Siehe Ordnerstruktur wiederherstellen, wenn die Pfadtiefe explodiert.
chkdsk oder „Laufwerk reparieren“ vor Ende der Wiederherstellung ausgeführt
Reparatur-Tools schreiben Metadaten neu und können freie Cluster verschieben oder überschreiben. Wenn Sie noch durch Carving gewinnbare Daten brauchen, zuerst das Volume abbilden, dann am Abbild arbeiten. Wenn die Reparatur schon lief, genau dokumentieren, welche Optionen gewählt wurden – das ändert, was Recuva noch sieht.
Nie eine Reparatur am Original der einzigen Kopie einer ausfallenden Platte ausführen, solange ein Klon noch möglich ist.
Export schlägt fehl oder bricht auf FAT32-/exFAT-Staging-Platten ab
FAT32 begrenzt Einzeldateien auf etwa 4 GB. exFAT ist großzügiger, hat aber weiterhin Fragmentierungs- und Clustergrößen-Besonderheiten. Wenn große Videos oder Plattenabbilder beim Export abbrechen, auf NTFS (oder ein anderes Dateisystem mit passender Größenunterstützung) stagen und erneut versuchen.
Zielformat an die größte erwartete Datei anpassen – die Grenze nicht mitten in einem Stapel entdecken.
Erweiterter Modus zeigt nichts – Maske oder Pfad zu eng
Ein Tippfehler in *.pdf oder der falsche Ordnerstamm liefert eine leere Liste, obwohl die Platte in Ordnung ist. Masken vorübergehend leeren, auf die Stammverzeichnisebene des Volumes weiten und prüfen, ob der Assistent Dateien sieht, bevor Sie wieder einschränken.
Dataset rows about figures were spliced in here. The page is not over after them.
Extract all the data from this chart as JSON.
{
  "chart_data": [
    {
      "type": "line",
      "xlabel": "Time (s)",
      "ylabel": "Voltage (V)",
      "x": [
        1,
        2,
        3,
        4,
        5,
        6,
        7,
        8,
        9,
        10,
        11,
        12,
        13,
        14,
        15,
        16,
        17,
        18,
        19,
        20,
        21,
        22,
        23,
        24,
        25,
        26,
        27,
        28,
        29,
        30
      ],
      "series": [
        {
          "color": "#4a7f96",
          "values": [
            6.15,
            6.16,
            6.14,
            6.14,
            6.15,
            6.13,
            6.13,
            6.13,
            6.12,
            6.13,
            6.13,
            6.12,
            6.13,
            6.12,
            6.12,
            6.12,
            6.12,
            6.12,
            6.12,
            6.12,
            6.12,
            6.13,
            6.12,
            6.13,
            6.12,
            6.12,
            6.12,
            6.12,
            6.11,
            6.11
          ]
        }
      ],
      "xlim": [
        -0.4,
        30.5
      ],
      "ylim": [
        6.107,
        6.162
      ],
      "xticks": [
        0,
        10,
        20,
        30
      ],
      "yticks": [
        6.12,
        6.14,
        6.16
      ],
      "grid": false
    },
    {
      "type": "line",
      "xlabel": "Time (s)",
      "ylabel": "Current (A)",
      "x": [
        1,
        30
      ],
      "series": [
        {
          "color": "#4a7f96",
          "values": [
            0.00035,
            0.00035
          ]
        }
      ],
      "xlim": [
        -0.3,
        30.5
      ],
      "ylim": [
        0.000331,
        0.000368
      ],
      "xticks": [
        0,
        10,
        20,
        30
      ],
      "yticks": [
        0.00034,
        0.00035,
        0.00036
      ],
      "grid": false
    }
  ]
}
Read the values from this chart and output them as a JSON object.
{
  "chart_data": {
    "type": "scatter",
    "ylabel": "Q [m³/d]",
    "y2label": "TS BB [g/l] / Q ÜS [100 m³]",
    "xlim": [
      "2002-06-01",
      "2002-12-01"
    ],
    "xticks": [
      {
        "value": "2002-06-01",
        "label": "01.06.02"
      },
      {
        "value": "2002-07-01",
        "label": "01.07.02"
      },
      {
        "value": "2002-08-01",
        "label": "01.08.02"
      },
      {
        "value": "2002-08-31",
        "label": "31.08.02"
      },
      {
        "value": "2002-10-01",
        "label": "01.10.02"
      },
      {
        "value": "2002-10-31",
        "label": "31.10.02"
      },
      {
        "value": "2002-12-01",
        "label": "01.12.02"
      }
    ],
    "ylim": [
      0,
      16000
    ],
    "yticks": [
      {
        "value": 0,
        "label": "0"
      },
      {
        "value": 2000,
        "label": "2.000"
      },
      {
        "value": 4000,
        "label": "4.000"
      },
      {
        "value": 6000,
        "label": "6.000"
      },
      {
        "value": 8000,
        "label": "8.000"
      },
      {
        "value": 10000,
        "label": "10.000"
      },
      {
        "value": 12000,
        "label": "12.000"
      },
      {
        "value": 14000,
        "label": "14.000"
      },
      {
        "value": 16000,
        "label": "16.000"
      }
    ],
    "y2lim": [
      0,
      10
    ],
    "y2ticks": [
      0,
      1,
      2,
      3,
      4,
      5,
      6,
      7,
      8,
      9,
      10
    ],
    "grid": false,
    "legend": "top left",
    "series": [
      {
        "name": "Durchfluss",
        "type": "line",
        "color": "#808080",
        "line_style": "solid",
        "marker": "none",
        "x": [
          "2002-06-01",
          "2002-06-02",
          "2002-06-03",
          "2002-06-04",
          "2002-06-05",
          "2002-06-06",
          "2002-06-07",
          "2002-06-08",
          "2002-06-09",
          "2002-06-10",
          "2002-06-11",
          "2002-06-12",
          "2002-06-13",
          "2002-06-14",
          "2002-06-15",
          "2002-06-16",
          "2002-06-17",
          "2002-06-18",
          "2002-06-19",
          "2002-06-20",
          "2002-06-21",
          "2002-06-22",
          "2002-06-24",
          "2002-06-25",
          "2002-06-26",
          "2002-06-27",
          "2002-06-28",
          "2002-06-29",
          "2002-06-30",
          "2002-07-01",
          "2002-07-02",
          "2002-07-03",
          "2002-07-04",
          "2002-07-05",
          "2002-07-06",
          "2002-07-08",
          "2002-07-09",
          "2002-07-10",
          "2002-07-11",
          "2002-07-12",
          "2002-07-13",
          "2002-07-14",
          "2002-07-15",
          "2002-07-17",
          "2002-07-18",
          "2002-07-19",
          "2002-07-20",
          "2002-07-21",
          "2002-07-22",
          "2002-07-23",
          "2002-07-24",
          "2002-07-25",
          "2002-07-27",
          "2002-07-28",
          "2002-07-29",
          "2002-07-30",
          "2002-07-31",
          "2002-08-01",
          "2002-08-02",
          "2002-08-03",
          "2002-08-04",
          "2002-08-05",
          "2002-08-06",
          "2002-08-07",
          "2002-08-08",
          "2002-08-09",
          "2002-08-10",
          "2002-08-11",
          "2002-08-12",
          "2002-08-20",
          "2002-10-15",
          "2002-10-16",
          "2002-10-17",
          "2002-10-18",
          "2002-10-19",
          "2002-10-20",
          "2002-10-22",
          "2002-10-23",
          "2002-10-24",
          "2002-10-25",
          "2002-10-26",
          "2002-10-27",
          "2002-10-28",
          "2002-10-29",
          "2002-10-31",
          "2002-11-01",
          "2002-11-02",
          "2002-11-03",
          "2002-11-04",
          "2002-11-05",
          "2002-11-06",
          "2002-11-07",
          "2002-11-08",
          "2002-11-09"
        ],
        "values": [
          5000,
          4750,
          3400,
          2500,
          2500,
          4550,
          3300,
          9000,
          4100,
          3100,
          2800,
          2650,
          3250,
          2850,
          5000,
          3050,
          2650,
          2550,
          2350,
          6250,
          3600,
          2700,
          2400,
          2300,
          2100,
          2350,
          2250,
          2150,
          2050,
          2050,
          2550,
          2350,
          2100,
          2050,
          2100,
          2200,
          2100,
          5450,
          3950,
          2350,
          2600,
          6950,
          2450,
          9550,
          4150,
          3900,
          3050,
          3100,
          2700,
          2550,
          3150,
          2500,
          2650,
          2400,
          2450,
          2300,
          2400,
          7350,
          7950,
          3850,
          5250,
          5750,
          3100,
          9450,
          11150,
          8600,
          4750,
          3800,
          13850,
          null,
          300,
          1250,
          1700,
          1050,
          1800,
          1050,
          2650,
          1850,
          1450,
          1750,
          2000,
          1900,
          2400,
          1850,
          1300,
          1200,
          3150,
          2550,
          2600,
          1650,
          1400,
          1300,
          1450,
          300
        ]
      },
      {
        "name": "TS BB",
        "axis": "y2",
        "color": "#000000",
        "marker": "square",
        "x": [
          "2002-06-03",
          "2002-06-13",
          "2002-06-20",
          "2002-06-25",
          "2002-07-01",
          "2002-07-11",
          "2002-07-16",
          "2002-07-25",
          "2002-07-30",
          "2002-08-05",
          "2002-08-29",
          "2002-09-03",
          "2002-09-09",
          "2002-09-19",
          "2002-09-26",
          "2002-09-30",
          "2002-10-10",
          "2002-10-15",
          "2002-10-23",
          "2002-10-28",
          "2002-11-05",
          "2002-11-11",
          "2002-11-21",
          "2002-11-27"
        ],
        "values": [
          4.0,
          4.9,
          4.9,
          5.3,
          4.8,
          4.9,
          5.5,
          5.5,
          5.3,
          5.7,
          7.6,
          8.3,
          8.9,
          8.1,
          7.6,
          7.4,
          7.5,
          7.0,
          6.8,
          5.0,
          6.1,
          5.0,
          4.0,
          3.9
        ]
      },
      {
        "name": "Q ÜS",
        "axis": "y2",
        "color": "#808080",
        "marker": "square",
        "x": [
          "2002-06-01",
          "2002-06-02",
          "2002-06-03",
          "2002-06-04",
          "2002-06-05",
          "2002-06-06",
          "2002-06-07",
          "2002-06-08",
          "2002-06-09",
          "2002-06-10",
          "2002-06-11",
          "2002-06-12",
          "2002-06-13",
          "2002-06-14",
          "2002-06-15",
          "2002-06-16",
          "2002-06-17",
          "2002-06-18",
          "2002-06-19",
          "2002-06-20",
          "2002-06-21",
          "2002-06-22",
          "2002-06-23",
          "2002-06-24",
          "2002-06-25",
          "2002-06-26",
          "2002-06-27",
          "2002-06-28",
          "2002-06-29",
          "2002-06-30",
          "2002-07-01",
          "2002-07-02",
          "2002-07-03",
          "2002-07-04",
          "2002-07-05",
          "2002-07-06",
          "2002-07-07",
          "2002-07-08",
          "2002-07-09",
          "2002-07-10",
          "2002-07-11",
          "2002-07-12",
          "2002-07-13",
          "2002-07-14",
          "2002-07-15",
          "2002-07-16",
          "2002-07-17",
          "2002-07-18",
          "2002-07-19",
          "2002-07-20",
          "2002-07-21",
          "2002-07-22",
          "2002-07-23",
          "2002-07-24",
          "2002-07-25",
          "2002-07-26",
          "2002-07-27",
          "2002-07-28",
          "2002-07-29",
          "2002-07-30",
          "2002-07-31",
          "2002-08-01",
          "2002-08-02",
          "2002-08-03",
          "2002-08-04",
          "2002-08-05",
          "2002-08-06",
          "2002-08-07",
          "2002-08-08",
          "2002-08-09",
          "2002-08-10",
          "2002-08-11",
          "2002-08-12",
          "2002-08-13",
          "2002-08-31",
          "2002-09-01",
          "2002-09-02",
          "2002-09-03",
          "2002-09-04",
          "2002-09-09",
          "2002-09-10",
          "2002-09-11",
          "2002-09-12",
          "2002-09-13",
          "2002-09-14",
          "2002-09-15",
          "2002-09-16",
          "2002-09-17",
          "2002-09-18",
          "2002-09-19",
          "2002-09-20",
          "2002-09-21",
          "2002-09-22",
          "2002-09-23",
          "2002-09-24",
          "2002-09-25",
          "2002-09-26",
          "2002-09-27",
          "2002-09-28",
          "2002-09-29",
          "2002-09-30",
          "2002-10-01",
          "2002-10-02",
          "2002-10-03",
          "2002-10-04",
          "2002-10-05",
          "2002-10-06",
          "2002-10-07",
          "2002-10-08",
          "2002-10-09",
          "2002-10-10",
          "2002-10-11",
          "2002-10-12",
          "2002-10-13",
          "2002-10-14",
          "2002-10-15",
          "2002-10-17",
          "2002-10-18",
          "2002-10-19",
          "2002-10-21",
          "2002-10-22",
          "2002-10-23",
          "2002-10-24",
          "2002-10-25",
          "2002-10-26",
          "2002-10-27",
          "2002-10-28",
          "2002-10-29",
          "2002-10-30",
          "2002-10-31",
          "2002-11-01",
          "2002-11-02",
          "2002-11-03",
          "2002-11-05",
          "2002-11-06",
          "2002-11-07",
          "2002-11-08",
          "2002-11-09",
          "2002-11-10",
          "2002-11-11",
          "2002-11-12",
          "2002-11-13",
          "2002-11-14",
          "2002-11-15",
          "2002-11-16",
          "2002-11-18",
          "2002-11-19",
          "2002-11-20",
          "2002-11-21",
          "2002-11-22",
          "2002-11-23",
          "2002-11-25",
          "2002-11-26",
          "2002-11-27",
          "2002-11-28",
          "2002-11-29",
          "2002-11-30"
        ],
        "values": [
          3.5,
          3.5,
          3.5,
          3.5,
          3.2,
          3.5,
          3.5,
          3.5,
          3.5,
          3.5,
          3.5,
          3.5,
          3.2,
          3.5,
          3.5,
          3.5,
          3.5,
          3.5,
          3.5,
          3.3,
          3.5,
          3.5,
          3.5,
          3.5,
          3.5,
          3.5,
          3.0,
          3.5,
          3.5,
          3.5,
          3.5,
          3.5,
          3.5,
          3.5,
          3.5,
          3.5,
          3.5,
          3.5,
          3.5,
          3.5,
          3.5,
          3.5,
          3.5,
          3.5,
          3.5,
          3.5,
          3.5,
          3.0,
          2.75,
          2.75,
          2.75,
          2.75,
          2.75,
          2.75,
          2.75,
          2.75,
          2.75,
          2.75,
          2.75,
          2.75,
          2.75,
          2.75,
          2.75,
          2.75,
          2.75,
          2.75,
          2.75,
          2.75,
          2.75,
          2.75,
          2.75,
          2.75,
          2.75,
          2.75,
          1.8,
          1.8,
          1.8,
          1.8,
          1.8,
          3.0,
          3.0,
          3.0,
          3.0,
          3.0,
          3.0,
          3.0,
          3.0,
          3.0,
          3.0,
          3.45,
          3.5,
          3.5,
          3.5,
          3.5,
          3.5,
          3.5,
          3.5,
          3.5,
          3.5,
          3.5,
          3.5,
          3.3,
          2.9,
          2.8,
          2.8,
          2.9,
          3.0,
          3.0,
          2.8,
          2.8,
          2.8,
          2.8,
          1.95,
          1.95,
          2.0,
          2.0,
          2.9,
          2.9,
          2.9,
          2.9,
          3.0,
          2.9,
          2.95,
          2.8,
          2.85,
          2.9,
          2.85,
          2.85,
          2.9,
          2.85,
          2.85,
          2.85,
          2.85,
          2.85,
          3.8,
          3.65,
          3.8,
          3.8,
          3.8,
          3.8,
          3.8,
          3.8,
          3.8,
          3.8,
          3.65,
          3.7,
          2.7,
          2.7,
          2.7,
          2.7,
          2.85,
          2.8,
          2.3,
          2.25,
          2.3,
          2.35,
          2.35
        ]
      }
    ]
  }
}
Siehe Erweiterter Modus und Masken für Beispiele zu Ihrem Fall.
Wiederhergestellte Dateien existieren, aber „Zugriff verweigert“ beim Öffnen
Exporte können ungünstige Zugriffsrechte erben, wenn sie aus einem anderen Benutzerprofil oder Systemabbild stammen. Auf Ihrer Staging-Kopie Besitz übernehmen oder Ihrem Konto Lesezugriff über Eigenschaften → Sicherheit gewähren (nur nach Richtlinienfreigabe).
Firmengeräte blockieren manchmal die Ausführung von Wechselmedien – verifizierte Exporte zuerst auf einen erlaubten Pfad verschieben, bevor Sie den Virenscanner als Ursache werten.